Commençons par une rectification légitime : le « tout le monde » du titre reflète mal l’état de la presse musicale actuelle ; je ne suis même pas sûr qu’on pourrait monter une équipe de foot avec les journalistes musicaux encore en âge de tcler un disque. Quant au « nous » du même titre, c’est surtout moi.
Avant de taper ce papier, j’ai donc commencé par une solide introspection : pourquoi cet album de cowboy breton jappant sur des mélodies à clochettes dans un remake californien de Mary Poppins m’horripile-t-il autant ? Besoin d’aller à contre-courant de la critique ? Peut-être, mais j’ai passé l’âge. Haine féroce des disques pop avec de l’harmonica vaporeux illustrant des dessins CE2 ? Sans doute. Mais tout cela n’explique pas pourquoi un être humain normalement constitué peut s’avérer capable de perdre 30 minutes de sa vie pour déglinguer deux musiciens a priori recommandables et bien vêtus sur leur photos presse, d’autant plus quand la notoriété du projet (3981 fans sur la page Facebook officielle) n’atteint pas encore celle de Coldplay et de tous les autres vrais affreux de la musique industrielle et que, pour résumer, la musique du Superhomard et Maxwell Farrington n’a jamais tué personne. Alors, c’est quoi ton putain de problème ?

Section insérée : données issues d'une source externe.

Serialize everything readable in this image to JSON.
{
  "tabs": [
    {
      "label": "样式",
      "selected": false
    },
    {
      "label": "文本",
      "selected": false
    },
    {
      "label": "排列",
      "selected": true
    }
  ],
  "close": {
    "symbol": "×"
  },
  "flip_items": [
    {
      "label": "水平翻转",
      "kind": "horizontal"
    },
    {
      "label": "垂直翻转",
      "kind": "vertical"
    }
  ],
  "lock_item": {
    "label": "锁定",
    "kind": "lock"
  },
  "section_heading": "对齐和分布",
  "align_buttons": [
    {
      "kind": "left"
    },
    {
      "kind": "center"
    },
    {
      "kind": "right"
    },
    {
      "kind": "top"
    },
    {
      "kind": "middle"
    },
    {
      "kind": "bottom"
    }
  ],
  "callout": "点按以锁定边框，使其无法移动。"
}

Commençons par les présentations, si vous avez raté le premier chapitre de cette histoire qui cloche. Le premier (Superhomard) s’est fait connaître avec un premier album paru en 2015 (« Maple Key ») qui rendait hommage, pour ne pas dire plus, aux premiers disques Tricatel. Quitte à se perdre un peu dans le costume de Bertrand Burgalat. Un drôle d’anachronisme que de reproduire cette pop de la fin des années 90, jusqu’au design de la pochette, quand les disques Tricatel première période évoquaient alors une nostalgie encore plus ancienne. Mais passons.

 

Le second, Maxwell Farrington, a quitté Brisbane (Australie) pour Saint-Brieuc (un autre bout du monde) et s’est fait connaitre avec un projet plutôt rock en 2018, du nom d’un acteur qui semble aller mieux depuis qu’il est mort (Dewaere).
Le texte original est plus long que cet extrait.